System Runbook
System Runbook is a clear and structured set of instructions that describes the customer’s cloud environment. It explains how the system behaves in different situations and outlines the investigation process.
The runbook includes the resolution steps taken, the final outcome, and any preventive measures introduced to avoid similar incidents in the future.
When to Use Them
System runbooks are best used for recurring, well-understood investigations where teams want consistent, repeatable analysis.
Use runbooks when:
- The same questions come up repeatedly (e.g., “Why is the service crashing?”, “Why did latency spike?”).
- Investigations follow a recommended sequence of checks across logs, metrics, traces, and incidents.

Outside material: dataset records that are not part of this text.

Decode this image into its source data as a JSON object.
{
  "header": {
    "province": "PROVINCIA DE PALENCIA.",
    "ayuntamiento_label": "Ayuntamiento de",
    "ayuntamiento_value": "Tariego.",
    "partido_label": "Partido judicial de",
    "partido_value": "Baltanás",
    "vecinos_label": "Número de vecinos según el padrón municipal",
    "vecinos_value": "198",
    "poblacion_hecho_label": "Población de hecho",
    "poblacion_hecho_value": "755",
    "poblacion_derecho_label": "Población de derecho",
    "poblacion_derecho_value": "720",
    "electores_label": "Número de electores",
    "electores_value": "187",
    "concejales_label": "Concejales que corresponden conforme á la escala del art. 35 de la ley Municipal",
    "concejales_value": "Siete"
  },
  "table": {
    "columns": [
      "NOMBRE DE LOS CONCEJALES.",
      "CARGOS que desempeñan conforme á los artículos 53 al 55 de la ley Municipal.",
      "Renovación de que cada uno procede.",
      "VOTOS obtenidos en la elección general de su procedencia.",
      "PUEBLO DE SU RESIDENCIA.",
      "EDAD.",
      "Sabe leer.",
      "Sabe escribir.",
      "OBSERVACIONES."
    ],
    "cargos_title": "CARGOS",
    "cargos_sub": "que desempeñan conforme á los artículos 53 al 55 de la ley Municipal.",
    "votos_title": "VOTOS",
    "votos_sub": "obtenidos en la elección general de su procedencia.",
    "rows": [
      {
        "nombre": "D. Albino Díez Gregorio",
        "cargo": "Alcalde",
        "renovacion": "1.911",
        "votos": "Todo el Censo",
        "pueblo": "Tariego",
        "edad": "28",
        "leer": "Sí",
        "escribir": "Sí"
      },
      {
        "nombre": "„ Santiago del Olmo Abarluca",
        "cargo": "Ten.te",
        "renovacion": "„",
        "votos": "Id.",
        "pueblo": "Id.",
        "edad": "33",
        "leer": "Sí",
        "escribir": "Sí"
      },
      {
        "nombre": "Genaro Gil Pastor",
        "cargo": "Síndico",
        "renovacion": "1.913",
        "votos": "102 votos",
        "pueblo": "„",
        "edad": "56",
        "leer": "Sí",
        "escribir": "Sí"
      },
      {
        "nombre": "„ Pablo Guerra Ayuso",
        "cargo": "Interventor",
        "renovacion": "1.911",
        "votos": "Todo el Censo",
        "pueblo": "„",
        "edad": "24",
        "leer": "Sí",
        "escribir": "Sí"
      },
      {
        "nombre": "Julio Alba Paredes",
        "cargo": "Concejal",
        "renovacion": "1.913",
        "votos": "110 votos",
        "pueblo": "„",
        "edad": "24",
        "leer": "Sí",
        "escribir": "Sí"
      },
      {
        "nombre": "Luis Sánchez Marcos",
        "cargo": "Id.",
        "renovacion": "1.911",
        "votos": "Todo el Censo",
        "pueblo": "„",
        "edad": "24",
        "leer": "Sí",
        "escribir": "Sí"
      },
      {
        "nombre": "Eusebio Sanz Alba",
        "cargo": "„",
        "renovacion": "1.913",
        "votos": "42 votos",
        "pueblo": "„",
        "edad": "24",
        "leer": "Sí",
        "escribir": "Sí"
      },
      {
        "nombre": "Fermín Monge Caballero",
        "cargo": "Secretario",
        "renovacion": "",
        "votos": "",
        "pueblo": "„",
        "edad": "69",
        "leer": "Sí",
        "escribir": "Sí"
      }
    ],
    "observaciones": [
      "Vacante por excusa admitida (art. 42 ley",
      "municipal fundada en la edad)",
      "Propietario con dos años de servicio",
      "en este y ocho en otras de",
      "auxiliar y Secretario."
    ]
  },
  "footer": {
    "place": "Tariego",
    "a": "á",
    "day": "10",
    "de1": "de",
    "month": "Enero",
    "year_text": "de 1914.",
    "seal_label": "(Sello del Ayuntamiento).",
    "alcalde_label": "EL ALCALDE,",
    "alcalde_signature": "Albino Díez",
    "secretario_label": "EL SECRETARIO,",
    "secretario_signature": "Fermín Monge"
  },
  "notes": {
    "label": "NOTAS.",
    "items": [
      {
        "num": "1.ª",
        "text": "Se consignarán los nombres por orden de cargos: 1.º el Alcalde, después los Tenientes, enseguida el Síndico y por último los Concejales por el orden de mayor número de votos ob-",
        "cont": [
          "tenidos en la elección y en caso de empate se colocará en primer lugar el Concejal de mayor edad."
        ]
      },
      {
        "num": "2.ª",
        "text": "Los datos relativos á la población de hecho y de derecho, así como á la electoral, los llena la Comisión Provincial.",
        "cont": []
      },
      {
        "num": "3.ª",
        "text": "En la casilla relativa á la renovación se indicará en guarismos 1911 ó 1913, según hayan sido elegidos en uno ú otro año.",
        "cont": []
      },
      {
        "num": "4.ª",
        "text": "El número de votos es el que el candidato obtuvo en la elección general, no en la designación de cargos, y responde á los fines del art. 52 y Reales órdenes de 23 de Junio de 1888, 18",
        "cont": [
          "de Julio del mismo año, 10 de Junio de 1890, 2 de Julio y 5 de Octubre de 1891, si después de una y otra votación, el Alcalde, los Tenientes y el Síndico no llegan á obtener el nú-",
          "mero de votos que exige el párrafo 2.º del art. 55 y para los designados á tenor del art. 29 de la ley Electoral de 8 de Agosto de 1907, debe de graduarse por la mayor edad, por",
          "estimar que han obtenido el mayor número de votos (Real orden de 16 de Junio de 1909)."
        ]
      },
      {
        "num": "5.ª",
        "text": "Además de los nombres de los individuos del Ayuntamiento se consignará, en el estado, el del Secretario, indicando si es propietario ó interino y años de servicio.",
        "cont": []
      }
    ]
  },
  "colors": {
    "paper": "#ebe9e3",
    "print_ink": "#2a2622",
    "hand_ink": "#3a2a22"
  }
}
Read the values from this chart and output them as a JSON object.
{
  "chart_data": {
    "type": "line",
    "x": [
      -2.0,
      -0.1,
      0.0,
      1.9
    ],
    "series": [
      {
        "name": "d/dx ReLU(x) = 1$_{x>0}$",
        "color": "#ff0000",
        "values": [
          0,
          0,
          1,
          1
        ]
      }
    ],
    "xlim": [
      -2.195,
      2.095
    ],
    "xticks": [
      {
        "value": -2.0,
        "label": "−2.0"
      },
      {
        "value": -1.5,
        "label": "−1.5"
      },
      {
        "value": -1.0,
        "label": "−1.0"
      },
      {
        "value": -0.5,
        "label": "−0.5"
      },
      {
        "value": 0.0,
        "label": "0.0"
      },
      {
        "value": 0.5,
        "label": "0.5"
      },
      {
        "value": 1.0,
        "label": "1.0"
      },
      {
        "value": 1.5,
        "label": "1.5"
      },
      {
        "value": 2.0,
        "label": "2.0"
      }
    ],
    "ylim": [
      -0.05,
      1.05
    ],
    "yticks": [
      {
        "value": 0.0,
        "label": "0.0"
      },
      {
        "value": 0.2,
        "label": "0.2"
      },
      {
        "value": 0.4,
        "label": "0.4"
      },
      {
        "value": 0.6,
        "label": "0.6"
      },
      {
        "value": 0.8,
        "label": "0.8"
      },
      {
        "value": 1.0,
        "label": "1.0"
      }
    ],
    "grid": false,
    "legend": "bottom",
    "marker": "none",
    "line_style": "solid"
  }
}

Runbooks turn informal “how we usually debug this” knowledge into executable system behavior.
When Hawkeye Uses Them
Hawkeye uses system runbooks automatically whenever a user question, alert, or investigation matches a runbook’s trigger condition.
This can happen:
- During an active incident investigation
- In response to a user asking a natural-language question
- As part of a larger autonomous investigation pipeline
- When validating or expanding on an existing RCA
Once triggered, Hawkeye executes the runbook step-by-step, querying the appropriate telemetry sources at each stage and building a structured reasoning trail. The user does not need to manually invoke or manage the runbook—Hawkeye selects and runs it when it is relevant.
For example, using In response to a user asking a natural-language question to illustrate when Hawkeye uses System Runbook in the demo below.
Fig.1 - A walkthrough of when Hawkeye uses System Runbooks
How System Runbooks Work
System runbooks are reusable, step-by-step investigation procedures that automate troubleshooting workflows.
When you create a runbook, Hawkeye analyzes your description and decomposes it into structured investigation steps (reasoning graph nodes). Each step includes:
- A focused investigative question
- The relevant data sources to query (logs, metrics, traces, incidents, change history, etc.)
- Dependencies on previous steps
When a question or alert matches a runbook’s trigger condition, Hawkeye automatically executes the runbook’s steps in sequence, gathering evidence and reasoning through the investigation end-to-end.
This allows teams to standardize common investigations—such as “investigate application errors” or “analyze performance degradation”—so they run automatically and consistently.
flowchart TD A[Create Runbook] --> B[Hawkeye analyzes description] B --> C[Generate investigation steps] C --> D1[Step 1] C --> D2[Step 2] C --> D3[Step N] D1 --> E1[Ask investigative question] D1 --> F1[Query logs metrics traces incidents changes] D1 --> G1[Check dependencies] D2 --> E2[Ask investigative question] D2 --> F2[Query data sources] D2 --> G2[Check dependencies] D3 --> E3[Ask investigative question] D3 --> F3[Query data sources] D3 --> G3[Check dependencies] H[Alert matches trigger] --> I[Execute runbook] I --> J[Run steps in sequence] J --> K[Gather evidence] K --> L[Complete automated investigation]
Fig.2 - A walkthrough of how System Runbook works
What Happens If a Runbook Does Not Resolve the Issue
Hawkeye continuously evaluates whether a runbook’s execution successfully explains or resolves the problem. If the runbook does not produce a conclusive answer, Hawkeye automatically transitions to its standard investigation workflow.
Importantly, the system does not discard the work already done. All evidence, context, and intermediate findings generated during the runbook execution are retained and used as input into the broader investigation, allowing Hawkeye to continue reasoning with a richer, pre-populated context rather than starting from scratch.